Avant de s’endormir, bien que le sommeil devînt une impérieuse nécessité pour des gens qui s’étaient traînés pendant quinze milles sur les glaces, le docteur voulut entretenir ses compagnons de la situation actuelle, sans en atténuer la gravité.

« Nous ne sommes encore qu’au quatre-vingt-deuxième parallèle, dit-il, et les vivres menacent déjà de nous manquer !

— C’est une raison pour ne pas perdre un instant, répondit Hatteras ! Il faut marcher ! les plus forts traîneront les plus faibles.

— Trouverons-nous seulement un navire à l’endroit indiqué ? répondit Bell, que les fatigues de la route abattaient malgré lui.

— Pourquoi en douter ? répondit Johnson ; le salut de l’Américain répond du nôtre. »
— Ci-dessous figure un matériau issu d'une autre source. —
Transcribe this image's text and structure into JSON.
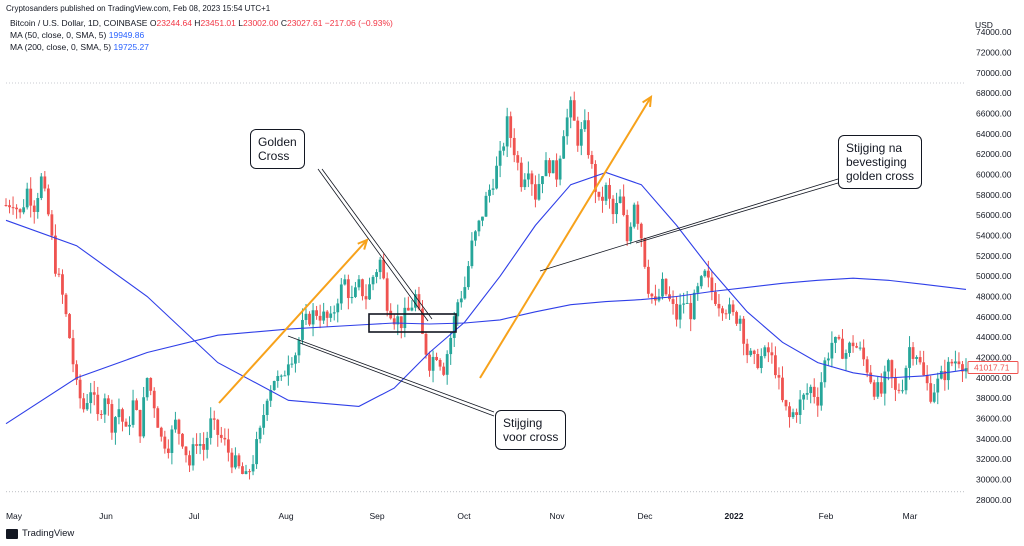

Le docteur, pour plus de sûreté, voulut encore interroger de nouveau Altamont. Celui-ci parlait assez facilement, quoique d’une voix faible ; il confirma tous les détails précédemment donnés ; il répéta que le navire, échoué sur des roches de granit, n’avait pu bouger, et qu’il se trouvait par 120° 15′ de longitude et 83° 35′ de latitude.

« Nous ne pouvons douter de cette affirmation, reprit alors le docteur ; la difficulté n’est pas de trouver le Porpoise, mais d’y arriver.

— Que reste-t-il de nourriture ? demanda Hatteras.

— De quoi vivre pendant trois jours au plus, répondit le docteur.

— Eh bien, il faut arriver en trois jours ! dit énergiquement le capitaine.

— Il le faut, en effet, reprit le docteur, et si nous réussissons, nous ne devrons pas nous plaindre, car nous aurons été favorisés par un temps exceptionnel. La neige nous a laissé quinze jours de répit, et le traîneau a pu glisser facilement sur la glace durcie. Ah ! que ne porte-t-il deux cents livres d’aliments ! nos braves chiens auraient eu facilement raison de cette charge ! Enfin, puisqu’il en est autrement, nous n’y pouvons rien.

— Avec un peu de chance et d’adresse, répondit Johnson, ne pourrait-on pas utiliser les quelques charges de poudre qui restent ? Si un ours tombait en notre pouvoir, nous serions approvisionnés de nourriture pour le reste du voyage.